We asked Adams why he, personally, was leading the town hall meetings.

“I feel very strongly about this issue, because more regulations are coming our way. We have to prepare for climate change – and at the same time – to do our part to reduce our impact on the environment.”


The Mayor shows audience members how to use the remote-control voting device.

Meeting scantly attended
In addition to a cadre of Bureau staff members, we counted 13 adults in the audience as Adams got the town hall underway.

“We’ve been having 70 to 80 people at our other town hall meetings,” Adams told the audience. “Nonetheless, I’m glad you all are here; we can have more one-on-one-ish conversations.”

They started by taking a survey, using remote-control voting units. These questions included:

When do you expect climate change will affect you? In a couple of years, up to 20 years, not in my lifetime?

How did you get here today? Driving, mass transit, or bicycle?

Have you changed over to compact fluorescent light bulbs yet?

“We have a good, representative series of answers here,” Mayor Adams remarked. He then outlined elements of the plan.

Adams outlines the areas of action the plan addresses.

Elements of the Action Plan
Citizens were urged to review the voluminous and colorfully-designed Draft 2009 Climate Action Plan before they attended the session. (You can still see it online at The scientific authority for the Action Plan, it states, is that “The United Nations Environment Programme and the World Meteorological Organization established the Intergovernmental Panel on Climate Change (IPCC) in 1988. The IPCC remains the primary authority on global climate change, receiving the 2007 Nobel Peace Prize for its work in the field.”

The draft Action Plan, we learned, was developed in response to a city-county commitment to reduce carbon emissions by 80 percent by 2050.

The plan identifies goals and specific actions to be accomplished in the next three years to accelerate local efforts to address this issue.

The broad vision of the plan emphasizes improved quality of life and aims to make Portland a “low-carbon” society, while further strengthening the local economy, advancing public health, and creating jobs.

The plan is broken into five main outcome areas:

  • Each resident lives in a walkable and bikeable neighborhood, that includes retail businesses, schools, parks, and jobs.
  • Green-collar jobs are a key component of the thriving regional economy, with products and services related to clean energy, green building, sustainable food and waste reuse and recovery, providing living-wage jobs throughout the community.
  • Homes, offices, and other buildings are durable and highly efficient, healthy, comfortable and powered primarily by solar, wind and other renewable resources.
  • Urban forest, green roofs, and swales help cover the community, reducing the urban “heat island” effect, sequestering carbon, providing wildlife habitat, and cleaning the air and water.
  • Food and agriculture are central to the economic and cultural vitality of the community, with productive backyard and community gardens and thriving farmers markets.
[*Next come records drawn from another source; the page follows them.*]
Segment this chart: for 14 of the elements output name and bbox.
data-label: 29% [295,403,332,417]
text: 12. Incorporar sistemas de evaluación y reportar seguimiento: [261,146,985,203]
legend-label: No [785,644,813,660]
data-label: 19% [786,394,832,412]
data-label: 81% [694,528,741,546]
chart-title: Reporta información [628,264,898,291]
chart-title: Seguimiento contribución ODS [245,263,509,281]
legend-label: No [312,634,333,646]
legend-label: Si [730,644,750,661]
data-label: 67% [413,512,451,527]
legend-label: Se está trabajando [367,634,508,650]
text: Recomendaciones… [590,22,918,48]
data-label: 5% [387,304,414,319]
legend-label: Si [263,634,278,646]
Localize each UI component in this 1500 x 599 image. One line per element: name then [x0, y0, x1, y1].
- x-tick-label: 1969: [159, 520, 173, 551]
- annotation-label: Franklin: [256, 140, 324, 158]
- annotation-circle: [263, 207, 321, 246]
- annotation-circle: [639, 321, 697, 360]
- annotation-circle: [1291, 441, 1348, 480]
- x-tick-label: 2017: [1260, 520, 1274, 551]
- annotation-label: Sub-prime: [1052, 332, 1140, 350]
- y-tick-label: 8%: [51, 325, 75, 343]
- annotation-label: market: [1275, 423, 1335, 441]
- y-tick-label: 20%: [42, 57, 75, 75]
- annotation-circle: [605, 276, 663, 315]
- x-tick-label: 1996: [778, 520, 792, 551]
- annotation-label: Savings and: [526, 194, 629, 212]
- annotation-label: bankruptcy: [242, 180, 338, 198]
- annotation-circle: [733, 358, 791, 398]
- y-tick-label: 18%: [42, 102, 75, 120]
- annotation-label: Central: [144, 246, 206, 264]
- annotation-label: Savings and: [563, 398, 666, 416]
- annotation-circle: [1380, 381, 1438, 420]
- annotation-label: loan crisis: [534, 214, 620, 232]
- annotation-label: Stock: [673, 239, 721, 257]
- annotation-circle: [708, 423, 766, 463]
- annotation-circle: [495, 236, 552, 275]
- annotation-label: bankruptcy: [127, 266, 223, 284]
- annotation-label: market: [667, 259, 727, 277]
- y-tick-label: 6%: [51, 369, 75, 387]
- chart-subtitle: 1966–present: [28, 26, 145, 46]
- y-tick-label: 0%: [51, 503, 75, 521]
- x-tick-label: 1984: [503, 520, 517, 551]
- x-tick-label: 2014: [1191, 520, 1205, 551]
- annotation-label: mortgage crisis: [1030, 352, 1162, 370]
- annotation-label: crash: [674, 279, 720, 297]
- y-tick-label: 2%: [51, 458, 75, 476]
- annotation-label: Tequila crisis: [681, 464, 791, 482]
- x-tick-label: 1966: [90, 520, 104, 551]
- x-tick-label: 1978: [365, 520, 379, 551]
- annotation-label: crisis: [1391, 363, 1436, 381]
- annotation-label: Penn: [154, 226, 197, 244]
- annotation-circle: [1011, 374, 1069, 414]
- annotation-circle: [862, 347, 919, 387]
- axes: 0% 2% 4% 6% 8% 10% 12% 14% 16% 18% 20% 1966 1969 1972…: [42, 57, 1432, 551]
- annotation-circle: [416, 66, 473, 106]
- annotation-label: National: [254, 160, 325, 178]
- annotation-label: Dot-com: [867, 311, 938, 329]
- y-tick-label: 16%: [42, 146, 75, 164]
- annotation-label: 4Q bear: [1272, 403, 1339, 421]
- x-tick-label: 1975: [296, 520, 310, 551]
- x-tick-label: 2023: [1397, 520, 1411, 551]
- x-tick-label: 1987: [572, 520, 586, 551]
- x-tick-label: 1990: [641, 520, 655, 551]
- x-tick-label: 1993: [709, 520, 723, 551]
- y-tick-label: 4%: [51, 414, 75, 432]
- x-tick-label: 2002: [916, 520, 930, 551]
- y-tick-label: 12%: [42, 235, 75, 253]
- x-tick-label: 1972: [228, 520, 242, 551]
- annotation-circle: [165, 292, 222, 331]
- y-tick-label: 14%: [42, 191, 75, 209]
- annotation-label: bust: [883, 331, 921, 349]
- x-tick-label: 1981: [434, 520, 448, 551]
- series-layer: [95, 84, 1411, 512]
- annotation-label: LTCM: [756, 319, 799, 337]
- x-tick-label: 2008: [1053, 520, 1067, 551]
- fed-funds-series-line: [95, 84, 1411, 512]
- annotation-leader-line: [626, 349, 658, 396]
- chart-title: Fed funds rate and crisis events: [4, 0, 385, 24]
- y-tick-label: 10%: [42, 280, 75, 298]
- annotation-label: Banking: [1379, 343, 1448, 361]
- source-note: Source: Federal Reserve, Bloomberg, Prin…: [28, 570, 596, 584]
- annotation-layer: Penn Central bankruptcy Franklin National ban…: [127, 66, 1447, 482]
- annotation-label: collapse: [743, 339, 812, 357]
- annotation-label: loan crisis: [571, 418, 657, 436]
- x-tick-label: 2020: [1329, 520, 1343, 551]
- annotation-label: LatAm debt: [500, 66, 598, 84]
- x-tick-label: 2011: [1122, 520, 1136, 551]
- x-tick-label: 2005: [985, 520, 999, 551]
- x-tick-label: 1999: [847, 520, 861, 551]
A large share of food comes from farms in the region, and residents eat healthily, consuming more locally-grown grains, vegetables, and fruits.

The best part of this Action Plan, Adams says, is that it will help increase livability in Portland while it helps slow global climate change.

Next steps
The Climate Action Plan outlines objectives for 2030, and actions to be taken by 2012. The Portland City Council may vote to approve the plan this fall.